Da’i adalah subyek dakwah sebagai
pelaksana dari pada kegiatan dakwah, baik perorangan atau individu maupun
bersama-sama yang terorganisir. Dengan demikian da’i atau mubaligh sebagai
komunikator, penerus dakwah Rasul, sudah barang tentu usahanya tidak hanya
menyampaikan pesan semata-mata, tetapi da’i harus mengerti dan memahami dari
efek komunikasinya terhadap komunikan, maka setiap mubaligh harus mampu
mengidentifisir dirinya sebagai pemimpin dari kelompok atau jamaahnya. Di
samping itu juga sebagai seorang pelaku utama untuk mempengaruhi perubahan
sikap dari komunikanya, yang dikenal dengan “agent of change”.[1]
Kata da’i berasal dari
bahasa Arab yang berarti orang yang mengajak. Dalam ilmu komunikasi disebut
komunikator. Di Indonesia, da’i juga dikenal dengan sebutan lain seperti
muballigh, ustadz, kiai, ajengan, syaikh, dan lain-lain. Hal ini didasarkan atas
tugas dan eksistensinya sama seperti da’i. Padahal hakikatnya tiap-tiap sebutan
tersebut memiliki kadar kharisma dan keilmuan yang berbeda-beda dalam pemahaman
masyarakat Islam di Indonesia.
Dalam pengertian yang khusus
(pengertian islam), da’i adalah orang yang mengajak kepada orang lain baik
secara langsung atau tidak langsung dengan kata-kata, perbuatan, atau tingkah
laku ke arah kondisi yang baik atau lebih baik menurut syariat Al Qur’an dan
Sunnah. Dalam pengertian khusus tersebut da’i identik dengan orang yang
melakukan amar ma’ruf nahi munkar.[2]
Tugas juru dakwah adalah mengajak
dan menyeru kepada manusia supaya manusia itu mau mengikuti petunjuk Allah dan
hidup menurut ajaran agama Islam. Adapun manusia itu menerima petunjuk dan
mengikuti ajakanya ataupun seruan da’i, hal itu adalah uruusan Allah.

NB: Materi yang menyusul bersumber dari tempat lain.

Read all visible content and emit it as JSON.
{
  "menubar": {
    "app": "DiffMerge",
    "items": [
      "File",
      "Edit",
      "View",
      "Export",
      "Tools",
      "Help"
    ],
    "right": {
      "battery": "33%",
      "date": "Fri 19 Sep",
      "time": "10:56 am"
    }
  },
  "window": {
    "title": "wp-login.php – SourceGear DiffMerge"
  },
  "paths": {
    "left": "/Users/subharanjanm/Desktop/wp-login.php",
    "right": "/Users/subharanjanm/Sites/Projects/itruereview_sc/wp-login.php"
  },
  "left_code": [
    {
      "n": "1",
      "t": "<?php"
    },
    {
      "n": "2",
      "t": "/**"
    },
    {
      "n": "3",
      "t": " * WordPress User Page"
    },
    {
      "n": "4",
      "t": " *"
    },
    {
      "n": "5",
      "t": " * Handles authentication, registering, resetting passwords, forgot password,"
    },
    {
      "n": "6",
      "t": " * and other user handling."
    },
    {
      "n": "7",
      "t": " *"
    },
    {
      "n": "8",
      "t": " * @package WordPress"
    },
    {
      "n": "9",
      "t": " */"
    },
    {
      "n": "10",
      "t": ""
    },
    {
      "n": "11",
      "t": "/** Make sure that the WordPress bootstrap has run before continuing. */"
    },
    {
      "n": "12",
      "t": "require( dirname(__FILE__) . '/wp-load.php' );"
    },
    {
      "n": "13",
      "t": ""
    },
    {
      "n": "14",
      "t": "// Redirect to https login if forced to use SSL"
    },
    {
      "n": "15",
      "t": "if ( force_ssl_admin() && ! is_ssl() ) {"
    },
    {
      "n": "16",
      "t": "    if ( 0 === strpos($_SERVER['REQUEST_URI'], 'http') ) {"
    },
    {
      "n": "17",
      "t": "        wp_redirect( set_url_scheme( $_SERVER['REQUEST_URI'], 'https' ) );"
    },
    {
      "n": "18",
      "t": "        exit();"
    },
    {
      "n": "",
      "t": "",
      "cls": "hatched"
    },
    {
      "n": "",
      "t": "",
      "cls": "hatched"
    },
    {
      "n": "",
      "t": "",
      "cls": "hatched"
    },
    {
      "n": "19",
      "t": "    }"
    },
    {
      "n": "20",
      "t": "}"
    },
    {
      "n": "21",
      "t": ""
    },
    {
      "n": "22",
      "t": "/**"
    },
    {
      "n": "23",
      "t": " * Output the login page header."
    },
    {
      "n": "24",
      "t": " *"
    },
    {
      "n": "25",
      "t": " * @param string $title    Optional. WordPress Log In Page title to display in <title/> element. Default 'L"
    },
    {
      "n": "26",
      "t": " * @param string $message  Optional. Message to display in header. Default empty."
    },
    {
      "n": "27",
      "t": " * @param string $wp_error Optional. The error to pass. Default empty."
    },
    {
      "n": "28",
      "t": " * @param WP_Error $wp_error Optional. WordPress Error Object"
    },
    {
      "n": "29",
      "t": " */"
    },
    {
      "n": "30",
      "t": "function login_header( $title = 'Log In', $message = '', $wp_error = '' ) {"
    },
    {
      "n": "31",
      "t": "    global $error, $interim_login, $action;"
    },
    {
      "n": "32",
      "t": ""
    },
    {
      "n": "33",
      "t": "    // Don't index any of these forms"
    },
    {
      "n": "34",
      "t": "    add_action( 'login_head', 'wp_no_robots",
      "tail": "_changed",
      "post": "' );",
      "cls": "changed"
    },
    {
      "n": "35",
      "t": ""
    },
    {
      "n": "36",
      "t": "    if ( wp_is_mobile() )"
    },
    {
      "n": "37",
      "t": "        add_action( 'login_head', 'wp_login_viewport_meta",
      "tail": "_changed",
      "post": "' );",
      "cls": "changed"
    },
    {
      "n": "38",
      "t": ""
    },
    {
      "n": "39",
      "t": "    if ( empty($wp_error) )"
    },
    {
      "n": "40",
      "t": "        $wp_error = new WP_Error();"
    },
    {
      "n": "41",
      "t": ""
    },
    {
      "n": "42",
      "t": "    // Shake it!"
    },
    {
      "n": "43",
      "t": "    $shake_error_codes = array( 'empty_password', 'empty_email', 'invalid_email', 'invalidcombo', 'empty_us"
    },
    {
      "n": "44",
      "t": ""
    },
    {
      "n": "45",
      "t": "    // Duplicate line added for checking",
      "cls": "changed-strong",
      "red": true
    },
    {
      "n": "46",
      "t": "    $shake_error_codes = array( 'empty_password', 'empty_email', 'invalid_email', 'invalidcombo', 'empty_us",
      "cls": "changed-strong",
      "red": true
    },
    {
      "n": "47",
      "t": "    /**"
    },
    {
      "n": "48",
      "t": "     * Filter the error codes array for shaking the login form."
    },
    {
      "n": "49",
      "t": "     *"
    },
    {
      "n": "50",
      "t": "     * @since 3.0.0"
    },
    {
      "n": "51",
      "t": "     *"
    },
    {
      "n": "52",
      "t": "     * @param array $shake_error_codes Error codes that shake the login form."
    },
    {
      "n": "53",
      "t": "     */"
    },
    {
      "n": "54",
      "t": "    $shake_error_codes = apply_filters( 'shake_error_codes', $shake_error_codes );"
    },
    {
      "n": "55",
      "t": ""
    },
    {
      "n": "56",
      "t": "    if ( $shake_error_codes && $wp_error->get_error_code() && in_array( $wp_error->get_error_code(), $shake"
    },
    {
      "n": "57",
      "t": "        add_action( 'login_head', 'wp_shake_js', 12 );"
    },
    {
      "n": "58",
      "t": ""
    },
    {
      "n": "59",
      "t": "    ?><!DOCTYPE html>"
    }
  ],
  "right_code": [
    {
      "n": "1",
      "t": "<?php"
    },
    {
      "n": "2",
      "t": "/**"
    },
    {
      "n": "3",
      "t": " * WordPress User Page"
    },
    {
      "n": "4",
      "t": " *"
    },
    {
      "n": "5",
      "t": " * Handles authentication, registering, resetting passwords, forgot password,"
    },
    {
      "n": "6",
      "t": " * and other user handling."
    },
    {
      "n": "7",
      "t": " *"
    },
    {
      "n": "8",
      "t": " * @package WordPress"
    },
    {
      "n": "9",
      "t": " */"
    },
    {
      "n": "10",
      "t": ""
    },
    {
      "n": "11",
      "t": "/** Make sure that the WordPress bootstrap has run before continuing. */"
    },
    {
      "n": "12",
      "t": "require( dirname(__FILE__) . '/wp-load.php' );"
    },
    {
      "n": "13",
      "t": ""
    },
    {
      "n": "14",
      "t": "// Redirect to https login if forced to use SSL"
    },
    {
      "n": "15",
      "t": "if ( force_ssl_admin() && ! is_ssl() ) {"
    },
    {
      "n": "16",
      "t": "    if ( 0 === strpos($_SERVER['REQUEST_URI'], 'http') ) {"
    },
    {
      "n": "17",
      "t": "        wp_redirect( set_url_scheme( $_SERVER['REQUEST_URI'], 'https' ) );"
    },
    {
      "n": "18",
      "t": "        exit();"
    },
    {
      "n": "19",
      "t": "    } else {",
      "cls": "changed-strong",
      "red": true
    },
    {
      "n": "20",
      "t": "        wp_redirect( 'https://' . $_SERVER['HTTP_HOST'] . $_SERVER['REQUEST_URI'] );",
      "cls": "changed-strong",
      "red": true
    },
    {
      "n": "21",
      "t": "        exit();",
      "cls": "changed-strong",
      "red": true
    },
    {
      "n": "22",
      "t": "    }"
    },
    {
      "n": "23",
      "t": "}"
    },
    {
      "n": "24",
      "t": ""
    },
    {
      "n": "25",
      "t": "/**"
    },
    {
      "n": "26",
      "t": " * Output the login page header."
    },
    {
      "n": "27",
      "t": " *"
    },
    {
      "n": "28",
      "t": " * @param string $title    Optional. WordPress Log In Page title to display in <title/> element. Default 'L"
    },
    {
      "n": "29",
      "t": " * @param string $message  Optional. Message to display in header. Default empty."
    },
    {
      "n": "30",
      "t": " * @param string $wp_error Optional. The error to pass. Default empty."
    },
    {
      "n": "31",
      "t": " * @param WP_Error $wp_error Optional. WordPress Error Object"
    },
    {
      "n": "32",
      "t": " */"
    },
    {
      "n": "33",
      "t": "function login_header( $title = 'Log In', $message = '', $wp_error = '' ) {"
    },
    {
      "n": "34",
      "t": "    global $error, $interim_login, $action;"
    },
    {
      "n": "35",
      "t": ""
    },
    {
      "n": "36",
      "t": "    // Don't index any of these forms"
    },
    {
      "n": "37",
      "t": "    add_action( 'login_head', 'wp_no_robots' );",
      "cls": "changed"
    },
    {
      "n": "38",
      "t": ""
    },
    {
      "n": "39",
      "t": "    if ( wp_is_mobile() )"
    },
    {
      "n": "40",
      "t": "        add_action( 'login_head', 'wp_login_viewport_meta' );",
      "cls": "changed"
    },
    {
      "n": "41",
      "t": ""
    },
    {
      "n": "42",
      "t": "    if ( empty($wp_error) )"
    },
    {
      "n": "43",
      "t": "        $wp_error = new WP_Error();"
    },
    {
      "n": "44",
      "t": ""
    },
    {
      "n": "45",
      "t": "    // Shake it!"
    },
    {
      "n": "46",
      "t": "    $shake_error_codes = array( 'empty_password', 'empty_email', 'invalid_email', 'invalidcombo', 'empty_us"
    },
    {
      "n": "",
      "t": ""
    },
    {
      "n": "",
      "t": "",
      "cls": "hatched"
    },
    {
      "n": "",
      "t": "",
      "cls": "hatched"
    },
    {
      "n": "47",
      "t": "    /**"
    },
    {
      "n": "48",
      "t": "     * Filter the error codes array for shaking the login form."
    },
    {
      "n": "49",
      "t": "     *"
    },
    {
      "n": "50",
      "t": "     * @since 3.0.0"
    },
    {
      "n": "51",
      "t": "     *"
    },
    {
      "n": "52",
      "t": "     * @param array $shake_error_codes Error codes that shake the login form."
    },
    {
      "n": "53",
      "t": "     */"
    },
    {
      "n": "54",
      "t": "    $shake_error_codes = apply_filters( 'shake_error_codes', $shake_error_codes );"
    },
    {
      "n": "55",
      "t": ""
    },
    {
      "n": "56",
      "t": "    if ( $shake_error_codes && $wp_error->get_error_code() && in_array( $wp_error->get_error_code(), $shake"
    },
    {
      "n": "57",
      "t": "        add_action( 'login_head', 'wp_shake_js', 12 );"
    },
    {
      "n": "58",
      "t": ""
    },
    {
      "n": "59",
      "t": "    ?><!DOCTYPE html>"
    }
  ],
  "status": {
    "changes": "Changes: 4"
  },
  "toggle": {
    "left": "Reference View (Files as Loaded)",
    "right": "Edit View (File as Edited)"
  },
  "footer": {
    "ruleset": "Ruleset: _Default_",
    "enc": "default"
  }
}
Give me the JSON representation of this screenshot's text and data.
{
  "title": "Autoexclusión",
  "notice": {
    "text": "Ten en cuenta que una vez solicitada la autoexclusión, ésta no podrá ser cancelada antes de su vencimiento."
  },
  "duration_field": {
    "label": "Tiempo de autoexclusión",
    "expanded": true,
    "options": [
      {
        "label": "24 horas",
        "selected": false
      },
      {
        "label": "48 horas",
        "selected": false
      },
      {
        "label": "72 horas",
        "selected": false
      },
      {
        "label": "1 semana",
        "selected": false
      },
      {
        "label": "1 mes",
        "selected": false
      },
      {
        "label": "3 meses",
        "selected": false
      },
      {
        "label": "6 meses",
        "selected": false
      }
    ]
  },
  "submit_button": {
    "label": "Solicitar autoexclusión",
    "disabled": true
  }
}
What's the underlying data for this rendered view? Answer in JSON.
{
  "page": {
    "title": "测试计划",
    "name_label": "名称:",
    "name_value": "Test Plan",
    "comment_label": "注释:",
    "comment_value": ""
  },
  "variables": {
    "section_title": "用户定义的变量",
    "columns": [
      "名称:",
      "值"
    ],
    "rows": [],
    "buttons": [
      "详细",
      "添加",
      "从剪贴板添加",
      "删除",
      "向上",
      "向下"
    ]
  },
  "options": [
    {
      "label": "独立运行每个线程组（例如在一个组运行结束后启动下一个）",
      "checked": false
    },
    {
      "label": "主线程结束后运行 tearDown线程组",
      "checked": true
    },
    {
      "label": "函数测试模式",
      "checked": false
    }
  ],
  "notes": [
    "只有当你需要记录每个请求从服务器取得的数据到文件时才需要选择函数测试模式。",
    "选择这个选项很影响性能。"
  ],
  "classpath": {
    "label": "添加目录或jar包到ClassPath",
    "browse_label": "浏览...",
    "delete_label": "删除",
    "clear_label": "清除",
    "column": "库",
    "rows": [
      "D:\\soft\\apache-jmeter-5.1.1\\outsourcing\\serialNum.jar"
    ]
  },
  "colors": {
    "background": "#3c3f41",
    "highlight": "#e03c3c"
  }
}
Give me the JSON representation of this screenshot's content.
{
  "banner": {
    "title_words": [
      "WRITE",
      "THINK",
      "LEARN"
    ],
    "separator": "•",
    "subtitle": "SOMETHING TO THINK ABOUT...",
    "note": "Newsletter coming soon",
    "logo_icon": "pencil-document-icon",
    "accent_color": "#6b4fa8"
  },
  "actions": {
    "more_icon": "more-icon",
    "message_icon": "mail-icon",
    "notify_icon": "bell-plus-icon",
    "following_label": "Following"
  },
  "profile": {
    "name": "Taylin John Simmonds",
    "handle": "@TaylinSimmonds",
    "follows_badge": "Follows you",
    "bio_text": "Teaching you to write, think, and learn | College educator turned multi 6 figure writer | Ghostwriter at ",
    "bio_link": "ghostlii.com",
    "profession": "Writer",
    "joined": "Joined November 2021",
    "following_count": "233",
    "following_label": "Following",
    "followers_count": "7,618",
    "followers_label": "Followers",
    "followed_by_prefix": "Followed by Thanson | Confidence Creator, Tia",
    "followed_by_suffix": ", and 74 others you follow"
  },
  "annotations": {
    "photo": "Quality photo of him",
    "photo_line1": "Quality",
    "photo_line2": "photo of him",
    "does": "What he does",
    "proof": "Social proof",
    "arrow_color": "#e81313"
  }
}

فَإِنْ حَاجُّوكَ فَقُلْ أَسْلَمْتُ وَجْهِيَ لِلَّهِ وَمَنِ
اتَّبَعَنِ ۗ وَقُل لِّلَّذِينَ أُوتُوا الْكِتَابَ وَالْأُمِّيِّينَ
أَأَسْلَمْتُمْ ۚ فَإِنْ أَسْلَمُوا فَقَدِ اهْتَدَوا ۖ وَّإِن تَوَلَّوْا
فَإِنَّمَا عَلَيْكَ الْبَلَاغُ ۗ وَاللَّهُ بَصِيرٌ بِالْعِبَادِ.
Artinya: Kemudian jika
mereka mendebat kamu (tentang kebenaran Islam), Maka Katakanlah: “Aku
menyerahkan diriku kepada Allah dan (demikian pula) orang-orang yang
mengikutiku”. dan Katakanlah kepada orang-orang yang telah diberi Al kitab dan
kepada orang-orang yang ummi: “Apakah kamu (mau) masuk Islam”. jika mereka
masuk Islam, Sesungguhnya mereka telah mendapat petunjuk, dan jika mereka
berpaling, Maka kewajiban kamu hanyalah menyampaikan (ayat-ayat Allah). dan
Allah Maha melihat akan hamba-hamba-Nya. (Ali Imran [2] : 20).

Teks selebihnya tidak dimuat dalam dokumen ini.